RED WAR AT MANILA.
Death of an Aggressive Filipino Starts the Long Expected Hostilities.
FIGHT BEGINS IN THE NIGHT.
Twenty of Our Troops Killed and One Hundred and Twenty-Five Wounded.
FILIPINO LOSS NOT KNOWN.
Undoubtedly Heavy, as Aguinaldo's Men Were Driven from Some of Their Positions by the Gallant Charges of Uncle Sam's Brave Soldiers-Dewey's Ships Help Otis with Shot and Shell-Desperate Grit of Some Half Savage Filipinos-Battle Details.
Washington, Feb. 6.- The following cablegram from General Otis has been received at the war department: "Have established our permanent lines well out and have driven off the insurgents. The troops have conducted themselves with great heroism. The country about Manila is peaceful, and the city perfectly quiet. List of casualties tomorrow. [Signed] "OTIS."
Washington,. Feb. 6.- The following message was received yesterday morning, by the secretary of the navy, from Admiral Dewey: "Manila, Feb. 5.- The insurgents here Inaugurated a general engagement last night, which has continued today. The American army and navy is generally successful. Insurgents have been driven back and our line advanced. No casualties to navy."
Among the troops at Manila, which number about 21,000 men, are the Fifty-first Iowa, Twentieth Kansas, Thirteenth Minnesota, the other troops being from Nebraska, Wyoming, the Dakotas and states farther west.
The following telegram just received by the chief signal officer at 9:55 p.m. yesterday, is the first news received from the army at Manila:
"Manila, Feb. 5. - Action continues since early morning; losses quite heavy; everything favorable to our arms. [Signed] "THOMPSON."

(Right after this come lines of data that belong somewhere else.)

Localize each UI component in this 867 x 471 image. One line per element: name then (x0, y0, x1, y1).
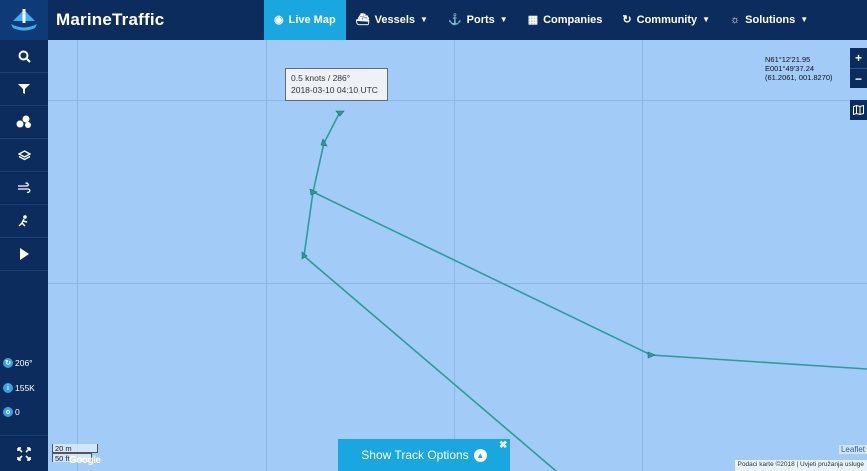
nav-solutions-label: Solutions (745, 14, 796, 26)
lighthouse-stat: o 0 (3, 407, 20, 417)
info-icon: i (3, 383, 13, 393)
map-icon (853, 105, 864, 115)
weather-icon (18, 215, 28, 227)
nav-ports[interactable]: ⚓ Ports ▼ (438, 0, 518, 40)
wind-icon (18, 182, 31, 194)
weather-button[interactable] (0, 205, 48, 238)
map-tools-sidebar: ↻ 206° i 155K o 0 (0, 40, 48, 471)
filter-button[interactable] (0, 73, 48, 106)
live-map-icon: ◉ (274, 14, 284, 26)
brand-name[interactable]: MarineTraffic (56, 0, 164, 40)
building-icon: ▦ (527, 14, 539, 26)
chevron-up-icon: ▲ (473, 448, 487, 462)
map-canvas[interactable]: 0.5 knots / 286° 2018-03-10 04:10 UTC N6… (48, 40, 867, 471)
chevron-down-icon: ▼ (420, 15, 428, 24)
nav-solutions[interactable]: ☼ Solutions ▼ (720, 0, 818, 40)
track-point-marker (335, 110, 345, 117)
vessels-cluster-button[interactable] (0, 106, 48, 139)
scale-metric: 20 m (52, 444, 98, 453)
latitude-readout: N61°12'21.95 (765, 55, 811, 64)
fullscreen-button[interactable] (0, 435, 48, 471)
close-icon[interactable]: ✖ (499, 440, 507, 451)
fullscreen-icon (17, 446, 31, 461)
wind-button[interactable] (0, 172, 48, 205)
layers-icon (17, 149, 31, 160)
marinetraffic-logo-icon[interactable] (0, 0, 48, 40)
community-icon: ↻ (622, 14, 632, 26)
longitude-readout: E001°49'37.24 (765, 64, 815, 73)
lifebuoy-icon: o (3, 407, 13, 417)
map-data-attribution[interactable]: Podaci karte ©2018 | Uvjeti pružanja usl… (734, 460, 867, 471)
tooltip-speed-course: 0.5 knots / 286° (291, 73, 351, 83)
search-button[interactable] (0, 40, 48, 73)
nav-companies-label: Companies (543, 14, 603, 26)
ship-icon: ⛴ (355, 14, 370, 26)
search-icon (18, 50, 31, 63)
chevron-down-icon: ▼ (499, 15, 508, 24)
nav-community-label: Community (636, 14, 698, 26)
decimal-coords-readout: (61.2061, 001.8270) (765, 73, 833, 82)
lighthouse-value: 0 (15, 407, 20, 417)
nav-community[interactable]: ↻ Community ▼ (612, 0, 720, 40)
play-icon (20, 248, 29, 260)
vessels-count-value: 155K (15, 383, 35, 393)
track-point-tooltip: 0.5 knots / 286° 2018-03-10 04:10 UTC (285, 68, 388, 101)
nav-vessels[interactable]: ⛴ Vessels ▼ (346, 0, 438, 40)
show-track-options-button[interactable]: Show Track Options ▲ (338, 439, 510, 471)
track-options-label: Show Track Options (361, 448, 469, 462)
layers-button[interactable] (0, 139, 48, 172)
vessel-track[interactable] (48, 40, 867, 471)
tooltip-timestamp: 2018-03-10 04:10 UTC (291, 85, 378, 95)
top-navigation-bar: MarineTraffic ◉ Live Map ⛴ Vessels ▼ ⚓ P… (0, 0, 867, 40)
heading-stat: ↻ 206° (3, 358, 33, 368)
google-logo: Google (69, 455, 101, 466)
nav-live-map[interactable]: ◉ Live Map (264, 0, 346, 40)
chevron-down-icon: ▼ (800, 15, 809, 24)
lightbulb-icon: ☼ (730, 14, 741, 26)
vessels-count-stat: i 155K (3, 383, 35, 393)
nav-companies[interactable]: ▦ Companies (518, 0, 613, 40)
leaflet-attribution-link[interactable]: Leaflet (838, 445, 867, 454)
vessels-cluster-icon (16, 115, 31, 128)
cursor-coordinates: N61°12'21.95 E001°49'37.24 (61.2061, 001… (765, 55, 833, 82)
heading-value: 206° (15, 358, 33, 368)
play-button[interactable] (0, 238, 48, 271)
map-layers-button[interactable] (850, 100, 867, 120)
zoom-out-button[interactable]: − (850, 68, 867, 88)
anchor-icon: ⚓ (447, 14, 462, 26)
zoom-in-button[interactable]: + (850, 48, 867, 68)
nav-vessels-label: Vessels (374, 14, 416, 26)
filter-icon (18, 84, 30, 94)
chevron-down-icon: ▼ (702, 15, 711, 24)
zoom-control: + − (850, 48, 867, 88)
rotate-icon: ↻ (3, 358, 13, 368)
main-nav: ◉ Live Map ⛴ Vessels ▼ ⚓ Ports ▼ ▦ Compa… (264, 0, 818, 40)
nav-ports-label: Ports (466, 14, 495, 26)
nav-live-map-label: Live Map (288, 14, 336, 26)
track-point-marker (647, 351, 656, 359)
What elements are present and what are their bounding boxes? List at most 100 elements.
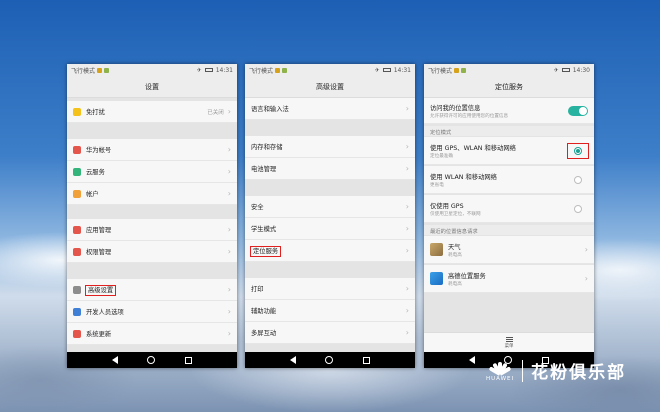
settings-item-student-mode[interactable]: 学生模式 › [245,218,415,240]
chevron-right-icon: › [227,247,231,256]
notification-icon [97,67,103,73]
settings-item-developer-options[interactable]: 开发人员选项 › [67,301,237,323]
menu-button[interactable]: 菜单 [424,332,594,352]
app-name: 天气 [448,243,461,251]
settings-item-multi-screen[interactable]: 多屏互动 › [245,322,415,344]
item-label: 应用管理 [86,227,112,234]
notification-icon [282,67,288,73]
shield-icon [73,247,81,256]
settings-item-system-update[interactable]: 系统更新 › [67,323,237,345]
item-label: 系统更新 [86,331,112,338]
home-icon[interactable] [147,356,156,364]
chevron-right-icon: › [405,164,409,173]
recent-apps-icon[interactable] [363,356,371,364]
settings-item-app-management[interactable]: 应用管理 › [67,219,237,241]
settings-item-memory-storage[interactable]: 内存和存储 › [245,136,415,158]
item-label: 定位服务 [249,246,406,257]
option-title: 使用 GPS、WLAN 和移动网络 [430,144,516,152]
watermark: HUAWEI 花粉俱乐部 [486,358,626,383]
club-name: 花粉俱乐部 [531,363,627,383]
chevron-right-icon: › [405,306,409,315]
home-icon[interactable] [325,356,334,364]
airplane-icon: ✈ [553,66,559,74]
clock: 14:31 [215,66,233,74]
section-header-recent-requests: 最近的位置信息请求 [424,225,594,235]
settings-item-permission-management[interactable]: 权限管理 › [67,241,237,263]
settings-item-battery-management[interactable]: 电池管理 › [245,158,415,180]
status-bar: 飞行模式 ✈ 14:30 [424,64,594,76]
access-location-toggle-row[interactable]: 访问我的位置信息 允许获得许可的应用使用您的位置信息 [424,98,594,124]
airplane-mode-text: 飞行模式 [428,67,453,75]
airplane-icon: ✈ [374,66,380,74]
item-label: 辅助功能 [251,308,277,315]
account-icon [73,145,81,154]
radio-highlight [567,142,589,159]
chevron-right-icon: › [584,274,588,283]
airplane-mode-text: 飞行模式 [71,67,96,75]
chevron-right-icon: › [227,285,231,294]
settings-item-print[interactable]: 打印 › [245,278,415,300]
item-label: 语言和输入法 [251,106,289,113]
radio-unselected[interactable] [574,175,582,184]
user-icon [73,189,81,198]
notification-icon [104,67,110,73]
item-label: 权限管理 [86,249,112,256]
clock: 14:30 [572,66,590,74]
settings-item-location-service[interactable]: 定位服务 › [245,240,415,262]
airplane-icon: ✈ [196,66,202,74]
settings-item-cloud-service[interactable]: 云服务 › [67,161,237,183]
status-bar: 飞行模式 ✈ 14:31 [67,64,237,76]
settings-item-advanced-settings[interactable]: 高级设置 › [67,279,237,301]
settings-item-accounts[interactable]: 帐户 › [67,183,237,205]
highlighted-label: 定位服务 [249,246,282,257]
navigation-bar [245,352,415,368]
settings-item-security[interactable]: 安全 › [245,196,415,218]
chevron-right-icon: › [227,145,231,154]
page-title: 高级设置 [245,76,415,98]
option-title: 使用 WLAN 和移动网络 [430,173,497,181]
item-label: 免打扰 [86,109,105,116]
phone-advanced-settings-screen: 飞行模式 ✈ 14:31 高级设置 语言和输入法 › 内存和存储 › 电池管理 ›… [245,64,415,368]
phone-location-service-screen: 飞行模式 ✈ 14:30 定位服务 访问我的位置信息 允许获得许可的应用使用您的位… [424,64,594,368]
radio-selected[interactable] [574,146,582,155]
back-icon[interactable] [289,356,296,364]
chevron-right-icon: › [227,167,231,176]
mode-option-gps-wlan-mobile[interactable]: 使用 GPS、WLAN 和移动网络 定位最准确 [424,137,594,165]
settings-item-accessibility[interactable]: 辅助功能 › [245,300,415,322]
clock: 14:31 [393,66,411,74]
advanced-settings-list: 语言和输入法 › 内存和存储 › 电池管理 › 安全 › 学生模式 › 定位服务… [245,98,415,352]
menu-label: 菜单 [504,343,514,349]
item-label: 安全 [251,204,264,211]
back-icon[interactable] [111,356,118,364]
recent-apps-icon[interactable] [185,356,193,364]
recent-app-amap-location[interactable]: 高德位置服务 耗电高 › [424,265,594,293]
settings-item-language-input[interactable]: 语言和输入法 › [245,98,415,120]
app-subtitle: 耗电高 [448,281,462,287]
location-access-switch[interactable] [568,105,588,116]
option-subtitle: 更省电 [430,182,444,188]
chevron-right-icon: › [405,284,409,293]
item-label: 帐户 [86,191,99,198]
chevron-right-icon: › [405,142,409,151]
huawei-brand-text: HUAWEI [486,375,515,382]
mode-option-wlan-mobile[interactable]: 使用 WLAN 和移动网络 更省电 [424,166,594,194]
highlighted-label: 高级设置 [84,285,117,296]
mode-option-gps-only[interactable]: 仅使用 GPS 仅使用卫星定位，不联网 [424,195,594,223]
page-title: 定位服务 [424,76,594,98]
settings-item-huawei-account[interactable]: 华为帐号 › [67,139,237,161]
moon-icon [73,107,81,116]
recent-app-weather[interactable]: 天气 耗电高 › [424,236,594,264]
item-label: 华为帐号 [86,147,112,154]
app-name: 高德位置服务 [448,272,486,280]
map-app-icon [430,272,443,285]
item-label: 内存和存储 [251,144,283,151]
battery-icon [561,68,570,72]
status-bar: 飞行模式 ✈ 14:31 [245,64,415,76]
update-icon [73,329,81,338]
settings-item-do-not-disturb[interactable]: 免打扰 已关闭 › [67,101,237,123]
chevron-right-icon: › [405,246,409,255]
radio-unselected[interactable] [574,204,582,213]
back-icon[interactable] [468,356,475,364]
item-label: 打印 [251,286,264,293]
chevron-right-icon: › [584,245,588,254]
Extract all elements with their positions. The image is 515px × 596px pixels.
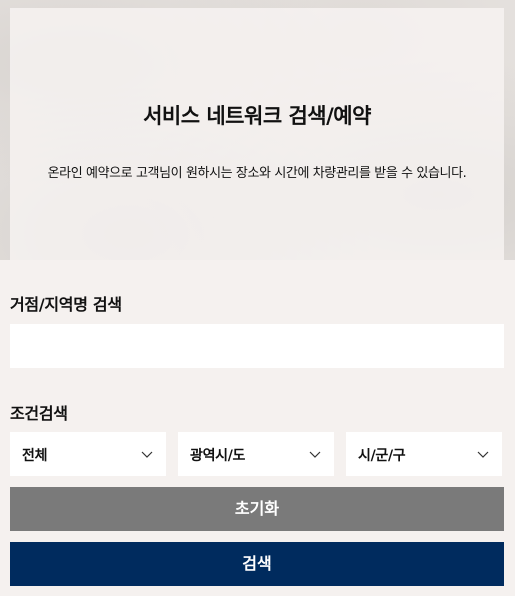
province-select-value: 광역시/도 bbox=[190, 448, 246, 464]
city-select-value: 시/군/구 bbox=[358, 448, 406, 464]
chevron-down-icon bbox=[477, 451, 489, 458]
search-button[interactable]: 검색 bbox=[10, 542, 504, 586]
page: 서비스 네트워크 검색/예약 온라인 예약으로 고객님이 원하시는 장소와 시간… bbox=[0, 0, 515, 596]
category-select[interactable]: 전체 bbox=[10, 432, 166, 476]
province-select[interactable]: 광역시/도 bbox=[178, 432, 334, 476]
chevron-down-icon bbox=[141, 451, 153, 458]
reset-button[interactable]: 초기화 bbox=[10, 487, 504, 531]
condition-search-label: 조건검색 bbox=[10, 404, 68, 423]
category-select-value: 전체 bbox=[22, 448, 48, 464]
hero-card bbox=[10, 8, 504, 260]
location-search-input[interactable] bbox=[10, 324, 504, 368]
city-select[interactable]: 시/군/구 bbox=[346, 432, 502, 476]
location-search-label: 거점/지역명 검색 bbox=[10, 295, 122, 314]
page-title: 서비스 네트워크 검색/예약 bbox=[143, 104, 371, 128]
hero-banner: 서비스 네트워크 검색/예약 온라인 예약으로 고객님이 원하시는 장소와 시간… bbox=[0, 0, 515, 260]
hero-description: 온라인 예약으로 고객님이 원하시는 장소와 시간에 차량관리를 받을 수 있습… bbox=[47, 166, 467, 181]
chevron-down-icon bbox=[309, 451, 321, 458]
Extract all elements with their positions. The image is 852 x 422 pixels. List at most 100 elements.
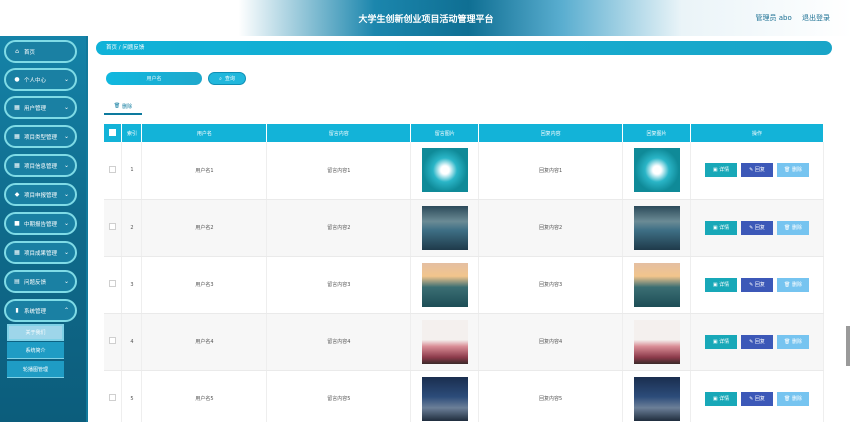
logout-link[interactable]: 退出登录 [802,14,830,22]
user-area: 管理员 abo 退出登录 [748,13,830,23]
row-checkbox[interactable] [109,280,117,287]
sidebar-subitem-about-us[interactable]: 关于我们 [7,324,64,341]
reply-button[interactable]: ✎ 回复 [741,334,774,349]
reply-button[interactable]: ✎ 回复 [741,391,774,406]
trash-icon: 🗑 [113,103,121,109]
reply-cell: 回复内容3 [478,256,624,314]
reply-cell: 回复内容4 [478,313,624,371]
content-cell: 留言内容1 [266,142,412,200]
select-all-cell [104,124,123,142]
column-header: 操作 [690,124,824,142]
sidebar-item-project-info[interactable]: ▦ 项目信息管理 ⌄ [4,154,77,177]
row-checkbox[interactable] [109,394,117,401]
column-header: 索引 [121,124,143,142]
detail-button-label: 详情 [719,338,730,345]
top-bar: 大学生创新创业项目活动管理平台 管理员 abo 退出登录 [0,0,852,36]
message-image [421,319,468,364]
sidebar-item-personal-center[interactable]: ● 个人中心 ⌄ [4,68,77,91]
sidebar-item-project-application[interactable]: ◆ 项目申报管理 ⌄ [4,183,77,206]
user-label: 管理员 abo [755,14,792,22]
row-checkbox[interactable] [109,337,117,344]
username-cell: 用户名4 [141,313,268,371]
reply-image [633,376,680,421]
index-cell: 1 [121,142,143,200]
reply-image [633,319,680,364]
search-input[interactable] [106,72,202,85]
sidebar-item-feedback[interactable]: ▤ 问题反馈 ⌄ [4,270,77,293]
sidebar: ⌂ 首页 ● 个人中心 ⌄ ▦ 用户管理 ⌄ ▦ 项目类型管理 ⌄ ▦ 项目信息… [0,36,86,422]
scrollbar[interactable] [846,326,850,366]
table-row: 4 用户名4 留言内容4 回复内容4 ▣ 详情 ✎ 回复 🗑 删除 [104,313,824,371]
reply-button-label: 回复 [754,395,765,402]
grid-icon: ▦ [14,132,20,140]
delete-button[interactable]: 🗑 删除 [777,277,810,292]
detail-button[interactable]: ▣ 详情 [705,391,738,406]
chevron-down-icon: ⌄ [63,162,69,169]
delete-button[interactable]: 🗑 删除 [777,391,810,406]
chevron-down-icon: ⌄ [63,104,69,111]
search-button-label: 查询 [224,76,235,82]
username-cell: 用户名5 [141,370,268,422]
reply-button[interactable]: ✎ 回复 [741,163,774,178]
chevron-down-icon: ⌄ [63,191,69,198]
column-header: 留言内容 [266,124,412,142]
sidebar-item-project-results[interactable]: ▦ 项目成果管理 ⌄ [4,241,77,264]
table-header-row: 索引 用户名 留言内容 留言图片 回复内容 回复图片 操作 [104,124,824,142]
sidebar-item-label: 中期报告管理 [24,221,58,228]
batch-delete-button[interactable]: 🗑 删除 [104,99,142,115]
home-icon: ⌂ [15,47,19,55]
delete-button-label: 删除 [791,281,802,288]
content-cell: 留言内容5 [266,370,412,422]
sidebar-subitem-label: 系统简介 [25,347,46,354]
username-cell: 用户名1 [141,142,268,200]
column-header: 回复内容 [478,124,624,142]
main-content: 首页 / 问题反馈 ⌕ 查询 🗑 删除 索引 用户名 留言内容 留言图片 回复内… [88,36,850,422]
username-cell: 用户名2 [141,199,268,257]
sidebar-item-project-type[interactable]: ▦ 项目类型管理 ⌄ [4,125,77,148]
delete-button-label: 删除 [791,224,802,231]
reply-button-label: 回复 [754,224,765,231]
sidebar-item-label: 项目成果管理 [24,250,58,257]
chevron-up-icon: ⌃ [63,307,69,314]
sidebar-item-label: 项目信息管理 [24,163,58,170]
select-all-checkbox[interactable] [109,128,117,136]
index-cell: 4 [121,313,143,371]
bar-chart-icon: ▮ [15,306,19,314]
message-image [421,376,468,421]
delete-button[interactable]: 🗑 删除 [777,163,810,178]
detail-button-label: 详情 [719,281,730,288]
detail-button-label: 详情 [719,167,730,174]
sidebar-subitem-system-intro[interactable]: 系统简介 [7,342,64,359]
message-image [421,262,468,307]
chevron-down-icon: ⌄ [63,278,69,285]
content-cell: 留言内容4 [266,313,412,371]
row-checkbox[interactable] [109,165,117,173]
delete-button[interactable]: 🗑 删除 [777,334,810,349]
table-row: 5 用户名5 留言内容5 回复内容5 ▣ 详情 ✎ 回复 🗑 删除 [104,370,824,422]
detail-button[interactable]: ▣ 详情 [705,220,738,235]
delete-button[interactable]: 🗑 删除 [777,220,810,235]
sidebar-item-home[interactable]: ⌂ 首页 [4,40,77,63]
detail-button[interactable]: ▣ 详情 [705,277,738,292]
grid-icon: ▦ [14,161,20,169]
reply-button-label: 回复 [754,338,765,345]
sidebar-item-label: 个人中心 [24,77,47,84]
reply-button[interactable]: ✎ 回复 [741,220,774,235]
batch-delete-label: 删除 [122,103,133,110]
reply-image [633,148,680,193]
user-icon: ● [14,75,20,83]
chevron-down-icon: ⌄ [63,133,69,140]
sidebar-subitem-label: 关于我们 [25,330,46,336]
sidebar-item-midterm-report[interactable]: ■ 中期报告管理 ⌄ [4,212,77,235]
table-row: 1 用户名1 留言内容1 回复内容1 ▣ 详情 ✎ 回复 🗑 删除 [104,142,824,200]
column-header: 留言图片 [410,124,480,142]
sidebar-item-system-management[interactable]: ▮ 系统管理 ⌃ [4,299,77,322]
detail-button[interactable]: ▣ 详情 [705,163,738,178]
sidebar-subitem-carousel-management[interactable]: 轮播图管理 [7,361,64,378]
row-checkbox[interactable] [109,223,117,230]
doc-icon: ▤ [14,277,20,285]
reply-button[interactable]: ✎ 回复 [741,277,774,292]
detail-button[interactable]: ▣ 详情 [705,334,738,349]
search-button[interactable]: ⌕ 查询 [208,72,246,85]
sidebar-item-user-management[interactable]: ▦ 用户管理 ⌄ [4,96,77,119]
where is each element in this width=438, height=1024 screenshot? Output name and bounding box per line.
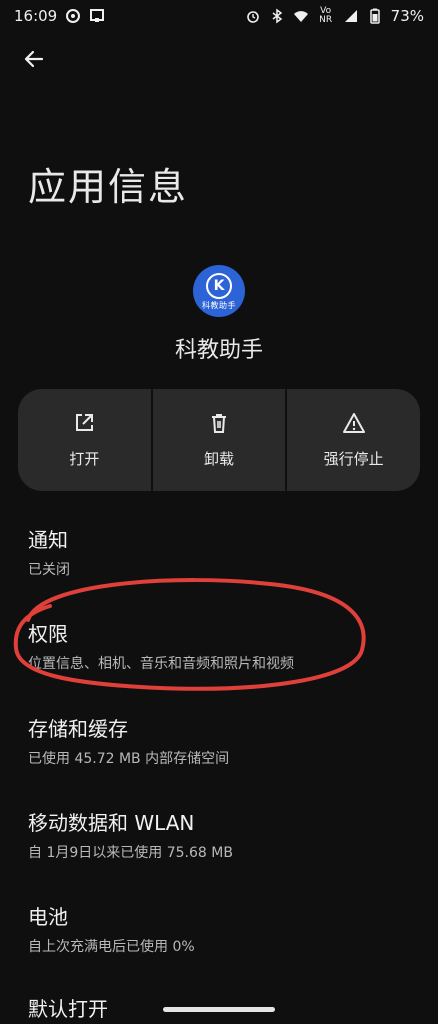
status-left: 16:09 [14, 7, 105, 25]
arrow-left-icon [22, 48, 44, 74]
gesture-nav-handle[interactable] [163, 1007, 275, 1012]
app-icon-mark: K [206, 273, 232, 299]
back-button[interactable] [18, 46, 48, 76]
alarm-icon [245, 8, 261, 24]
setting-subtitle: 位置信息、相机、音乐和音频和照片和视频 [28, 656, 294, 672]
storage-cache-setting[interactable]: 存储和缓存 已使用 45.72 MB 内部存储空间 [28, 713, 408, 768]
action-bar: 打开 卸载 强行停止 [18, 389, 420, 491]
permissions-setting[interactable]: 权限 位置信息、相机、音乐和音频和照片和视频 [28, 618, 408, 673]
battery-percent: 73% [390, 7, 424, 25]
open-button-label: 打开 [69, 449, 100, 468]
wifi-icon [293, 8, 309, 24]
mobile-data-wlan-setting[interactable]: 移动数据和 WLAN 自 1月9日以来已使用 75.68 MB [28, 807, 408, 862]
setting-title: 存储和缓存 [28, 717, 128, 741]
warning-icon [342, 412, 365, 438]
open-button[interactable]: 打开 [18, 389, 151, 491]
setting-subtitle: 已使用 45.72 MB 内部存储空间 [28, 751, 230, 767]
uninstall-button[interactable]: 卸载 [150, 389, 286, 491]
network-type-label: Vo NR [319, 6, 333, 25]
force-stop-button-label: 强行停止 [323, 449, 384, 468]
setting-subtitle: 已关闭 [28, 562, 70, 578]
app-icon-text: 科教助手 [202, 301, 236, 310]
status-time: 16:09 [14, 7, 58, 25]
notifications-setting[interactable]: 通知 已关闭 [28, 524, 408, 579]
page-title: 应用信息 [28, 165, 189, 209]
notification-app-icon [89, 8, 105, 24]
app-name: 科教助手 [174, 338, 263, 363]
battery-setting[interactable]: 电池 自上次充满电后已使用 0% [28, 901, 408, 956]
setting-title: 权限 [28, 622, 68, 646]
setting-title: 通知 [28, 528, 68, 552]
uninstall-button-label: 卸载 [204, 449, 235, 468]
signal-icon [343, 8, 359, 24]
setting-subtitle: 自上次充满电后已使用 0% [28, 939, 195, 955]
open-external-icon [73, 412, 95, 438]
data-saver-icon [65, 8, 81, 24]
trash-icon [208, 412, 230, 438]
app-icon: K 科教助手 [193, 265, 245, 317]
status-bar: 16:09 Vo NR 73% [0, 0, 438, 32]
bluetooth-icon [269, 8, 285, 24]
setting-title: 移动数据和 WLAN [28, 811, 195, 835]
setting-title: 电池 [28, 905, 68, 929]
force-stop-button[interactable]: 强行停止 [285, 389, 420, 491]
battery-icon [367, 8, 383, 24]
setting-subtitle: 自 1月9日以来已使用 75.68 MB [28, 845, 233, 861]
status-right: Vo NR 73% [245, 7, 424, 25]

Colonel Thompson is the chief signal officer on the staff of General Otis. This is all the national administration has from the seat of war at this writing.
Brief Story of the Engagement.
Manila, Feb. 5., 8:15 p.m.- The Filipinos attacked the American line from Calvocan to Santa Mesa, at 8:45 last evening. There was heavy fusillade on both sides, and the artillery was used. The United States cruiser Charleston and the gunboat Concord bombarded the enemy. The Americans, after magnificent charges, captured several of the enemy's positions. The Americans lost twenty killed and had 125 wounded. The Filipinos lost heavily.
Long Expected Rupture Arrives.
Manila, Feb. 5, 8:15 p.m.- The long expected rupture between the Americans and the Filipinos has come at last. The former are now engaged in solving the Philippine problem with the utmost expedition possible. The clash came at 8:40 yesterday morning, when three daring Filipinos darted past the Nebraska regiments pickets at Santa Mesa, but retired when challenged. They repeated the experiment without drawing the sentries' fire. But the third time Corporal Greely challenged the Filipinos and then fired, killing one of them and wounding another. Almost immediately afterward the Fiipino line from Calvocan to Santa Mesa commenced a fusillade which was ineffectual. The Nebraska, Montana and North Dakota outposts replied vigorously and held their ground until reinforcements arrived. The Filipinos in the meantime concentrated at three points, Calvocan. Gagalangin and Santa Mesa.